In practice, this is an especially difficult set of criteria to meet for most studies. Criterion (1) rules out most “conventional” clinical trials, because the hallmarks of those trials (use of an investigational medicine, randomization of treatment, blinding of treatment allocation) are all deemed to be more than “minimal risk”. That leaves observational studies – but even many of these cannot clear the bar of criterion (3).

That word “practicably” is a doozy.

Here’s an all-too-real example from recent personal experience.

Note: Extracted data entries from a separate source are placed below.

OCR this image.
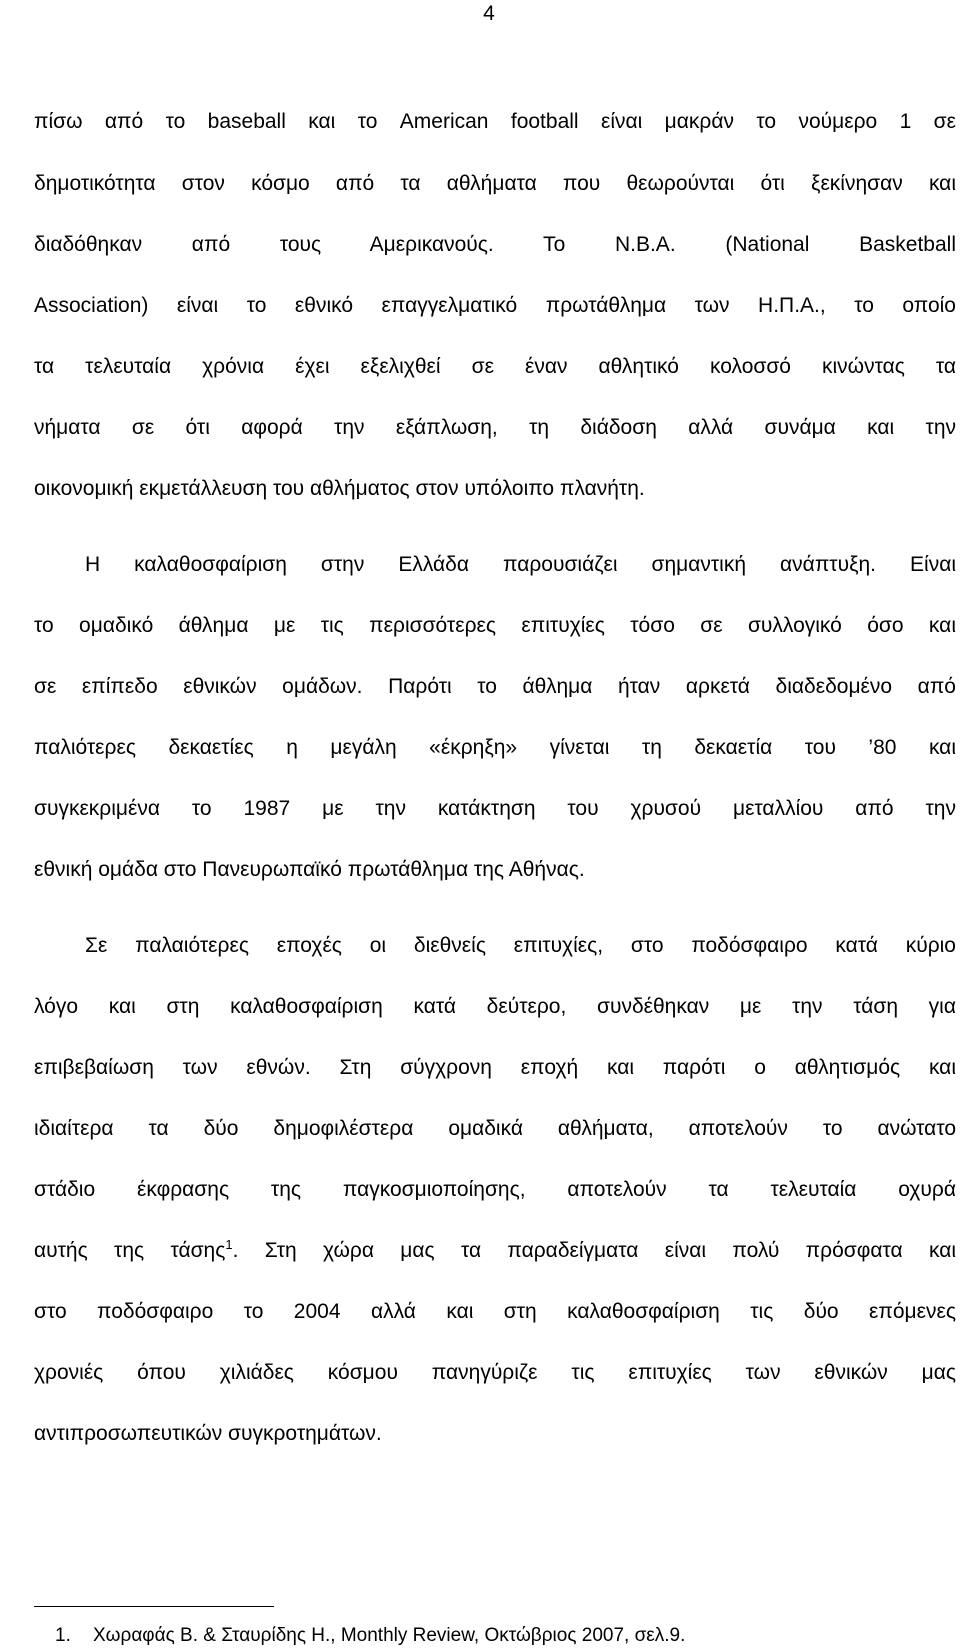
4

πίσω από το baseball και το American football είναι μακράν το νούμερο 1 σε

δημοτικότητα στον κόσμο από τα αθλήματα που θεωρούνται ότι ξεκίνησαν και

διαδόθηκαν από τους Αμερικανούς. Το Ν.Β.Α. (National Basketball

Association) είναι το εθνικό επαγγελματικό πρωτάθλημα των Η.Π.Α., το οποίο

τα τελευταία χρόνια έχει εξελιχθεί σε έναν αθλητικό κολοσσό κινώντας τα

νήματα σε ότι αφορά την εξάπλωση, τη διάδοση αλλά συνάμα και την

οικονομική εκμετάλλευση του αθλήματος στον υπόλοιπο πλανήτη.

Η καλαθοσφαίριση στην Ελλάδα παρουσιάζει σημαντική ανάπτυξη. Είναι

το ομαδικό άθλημα με τις περισσότερες επιτυχίες τόσο σε συλλογικό όσο και

σε επίπεδο εθνικών ομάδων. Παρότι το άθλημα ήταν αρκετά διαδεδομένο από

παλιότερες δεκαετίες η μεγάλη «έκρηξη» γίνεται τη δεκαετία του ’80 και

συγκεκριμένα το 1987 με την κατάκτηση του χρυσού μεταλλίου από την

εθνική ομάδα στο Πανευρωπαϊκό πρωτάθλημα της Αθήνας.

Σε παλαιότερες εποχές οι διεθνείς επιτυχίες, στο ποδόσφαιρο κατά κύριο

λόγο και στη καλαθοσφαίριση κατά δεύτερο, συνδέθηκαν με την τάση για

επιβεβαίωση των εθνών. Στη σύγχρονη εποχή και παρότι ο αθλητισμός και

ιδιαίτερα τα δύο δημοφιλέστερα ομαδικά αθλήματα, αποτελούν το ανώτατο

στάδιο έκφρασης της παγκοσμιοποίησης, αποτελούν τα τελευταία οχυρά

αυτής της τάσης$^1$. Στη χώρα μας τα παραδείγματα είναι πολύ πρόσφατα και

στο ποδόσφαιρο το 2004 αλλά και στη καλαθοσφαίριση τις δύο επόμενες

χρονιές όπου χιλιάδες κόσμου πανηγύριζε τις επιτυχίες των εθνικών μας

αντιπροσωπευτικών συγκροτημάτων.

1. Χωραφάς Β. & Σταυρίδης Η., Monthly Review, Οκτώβριος 2007, σελ.9.
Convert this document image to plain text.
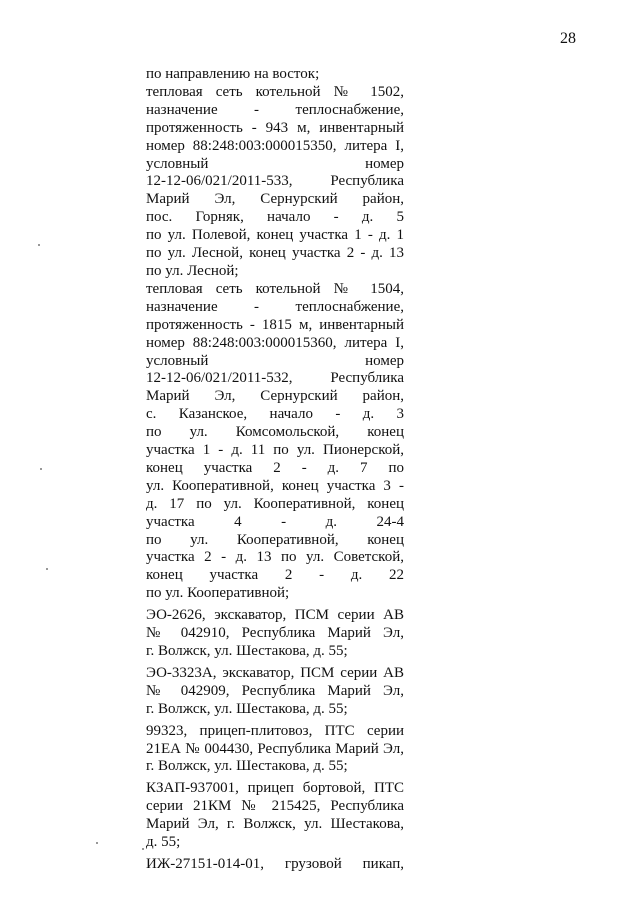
28
по направлению на восток;
тепловая сеть котельной № 1502,
назначение - теплоснабжение,
протяженность - 943 м, инвентарный
номер 88:248:003:000015350, литера I,
условный номер
12-12-06/021/2011-533, Республика
Марий Эл, Сернурский район,
пос. Горняк, начало - д. 5
по ул. Полевой, конец участка 1 - д. 1
по ул. Лесной, конец участка 2 - д. 13
по ул. Лесной;
тепловая сеть котельной № 1504,
назначение - теплоснабжение,
протяженность - 1815 м, инвентарный
номер 88:248:003:000015360, литера I,
условный номер
12-12-06/021/2011-532, Республика
Марий Эл, Сернурский район,
с. Казанское, начало - д. 3
по ул. Комсомольской, конец
участка 1 - д. 11 по ул. Пионерской,
конец участка 2 - д. 7 по
ул. Кооперативной, конец участка 3 -
д. 17 по ул. Кооперативной, конец
участка 4 - д. 24-4
по ул. Кооперативной, конец
участка 2 - д. 13 по ул. Советской,
конец участка 2 - д. 22
по ул. Кооперативной;
ЭО-2626, экскаватор, ПСМ серии АВ
№ 042910, Республика Марий Эл,
г. Волжск, ул. Шестакова, д. 55;
ЭО-3323А, экскаватор, ПСМ серии АВ
№ 042909, Республика Марий Эл,
г. Волжск, ул. Шестакова, д. 55;
99323, прицеп-плитовоз, ПТС серии
21ЕА № 004430, Республика Марий Эл,
г. Волжск, ул. Шестакова, д. 55;
КЗАП-937001, прицеп бортовой, ПТС
серии 21КМ № 215425, Республика
Марий Эл, г. Волжск, ул. Шестакова,
д. 55;
ИЖ-27151-014-01, грузовой пикап,
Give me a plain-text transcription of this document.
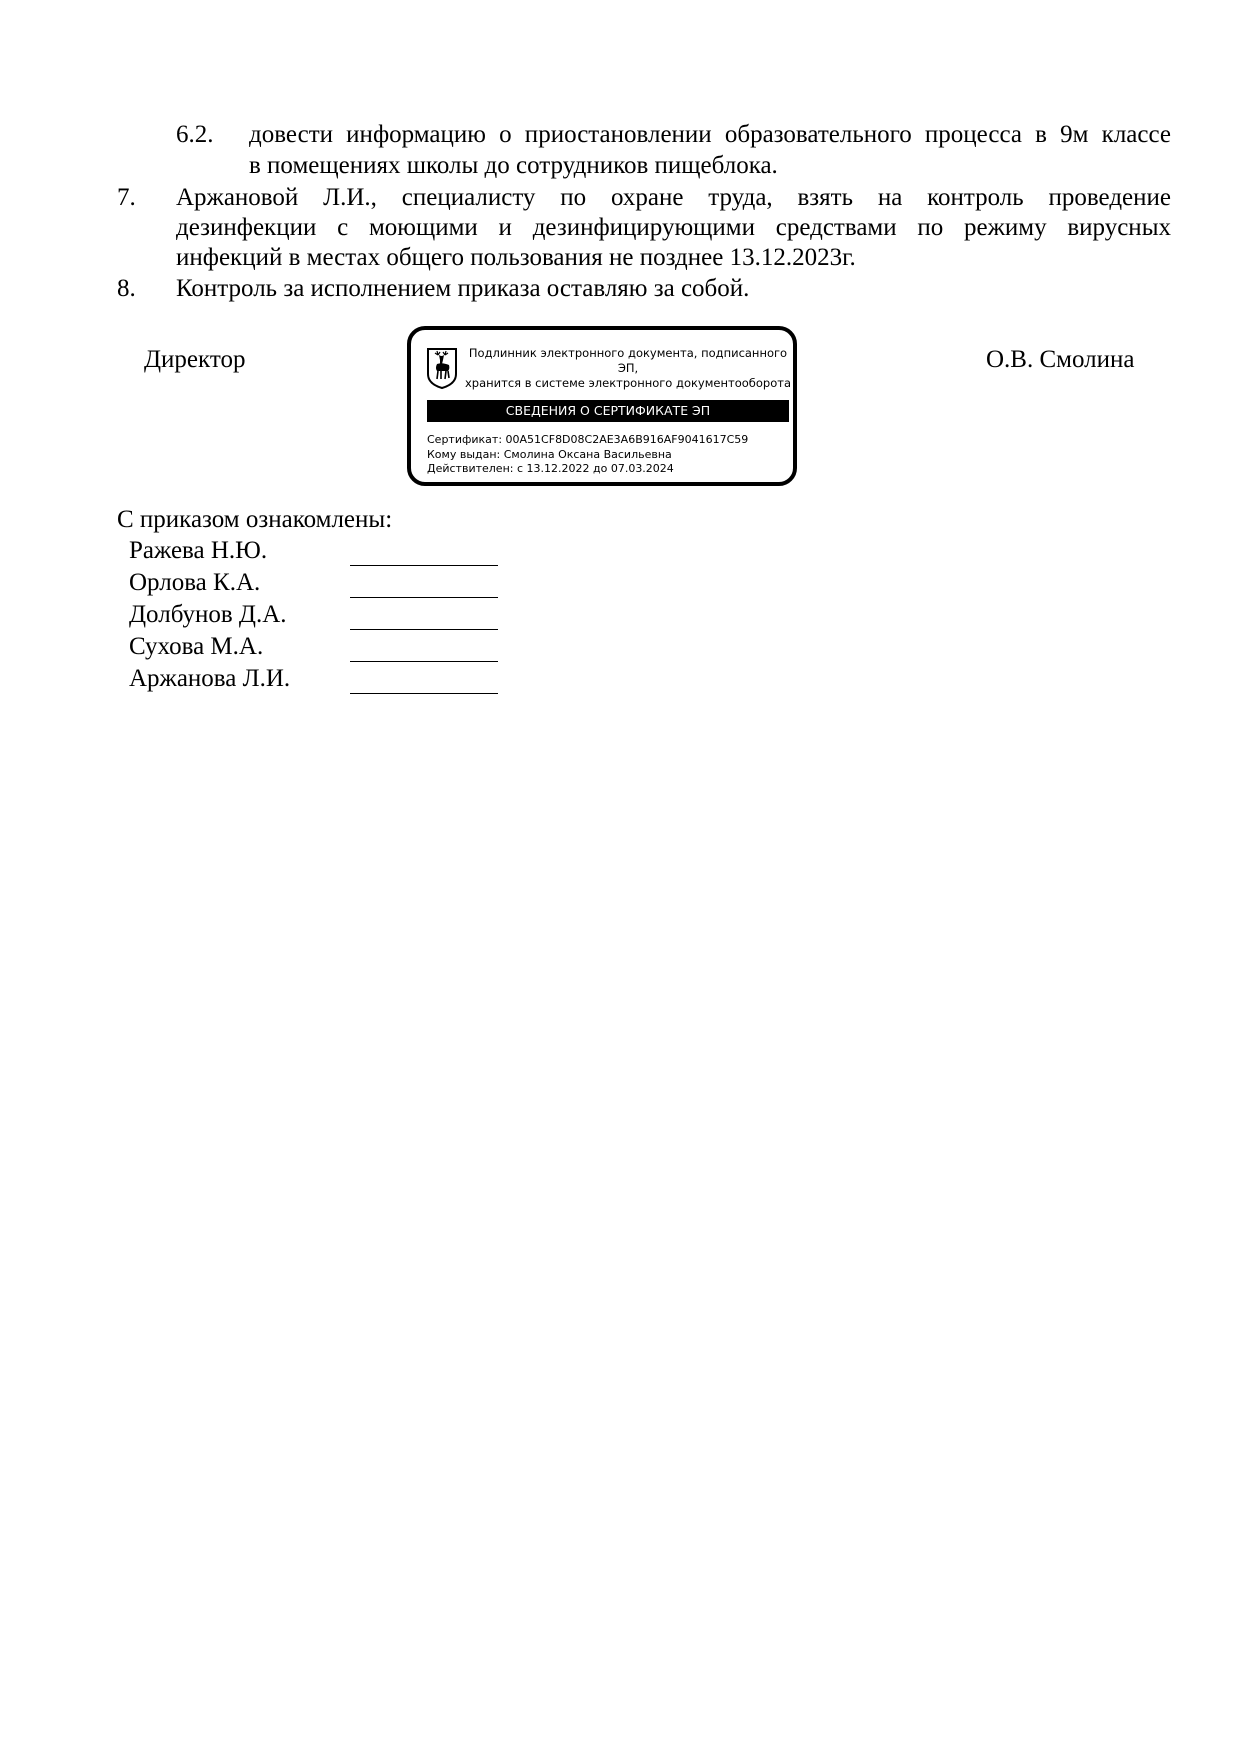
6.2. довести информацию о приостановлении образовательного процесса в 9м классе
в помещениях школы до сотрудников пищеблока.
7. Аржановой Л.И., специалисту по охране труда, взять на контроль проведение
дезинфекции с моющими и дезинфицирующими средствами по режиму вирусных
инфекций в местах общего пользования не позднее 13.12.2023г.
8. Контроль за исполнением приказа оставляю за собой.
Директор	О.В. Смолина
Подлинник электронного документа, подписанного ЭП,
хранится в системе электронного документооборота
СВЕДЕНИЯ О СЕРТИФИКАТЕ ЭП
Сертификат: 00A51CF8D08C2AE3A6B916AF9041617C59
Кому выдан: Смолина Оксана Васильевна
Действителен: с 13.12.2022 до 07.03.2024
С приказом ознакомлены:
Ражева Н.Ю.
Орлова К.А.
Долбунов Д.А.
Сухова М.А.
Аржанова Л.И.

A drug manufacturer wants to understand physicians’ rationales for performing a certain procedure. It seems – but there is little hard data – that a lot of physicians do not strictly follow guidelines on when to perform the procedure. So we devise a study: whenever the procedure is performed, we ask the physician to complete a quick form categorizing why they made their decision. We also ask him or her to transcribe a few pieces of data from the patient chart.

Even though the patients aren’t personally identifiable, the collection of medical data qualifies this as a clinical trial.

It’s a minimal risk trial, definitely: the trial doesn’t dictate at all what the doctor should do, it just asks him or her to record what they did and why, and supply a bit of medical context for the decision. All told, we estimated 15 minutes of physician time to complete the form.

The IRB monitoring the trial, however, denied our request for a waiver of informed consent, since it was “practicable” (not easy, but possible) to obtain informed consent from the patient.  Informed consent – even with a slimmed-down form – was going to take a minimum of 30 minutes, so the length of the physician’s involvement tripled. In addition, many physicians opted out of the trial because they felt that the informed consent process added unnecessary anxiety and alarm for their patients, and provided no corresponding benefit.

The end result was not surprising: the budget for the trial more than doubled, and enrollment was far below expectations.

Which leads to two questions:

1.       Did the informed consent appreciably help a single patient in the trial? Very arguably, no. Consenting to being “in” the trial made zero difference in the patients’ care, added time to their stay in the clinic, and possibly added to their anxiety.
2.       Was less knowledge collected as a result? Absolutely, yes. The sponsor could have run two studies for the same cost. Instead, they ultimately reduced the power of the trial in order to cut losses.


Bottom line, it appears that the modifications proposed in the 21st Century Cures Act really only targets trials like the one in the example. The language clearly retains criteria 1 and 2 of the current HHS regs, which are the most important from a patient safety perspective, but cuts down the “practicability” requirement, potentially permitting high quality studies to be run with less time and cost.

Ultimately, it looks like a very small, but positive, change to the current rules.

The rest of the act appears to be a mash-up of some very good and some very bad (or at least not fully thought out) ideas. However, this clause should not be cause for alarm.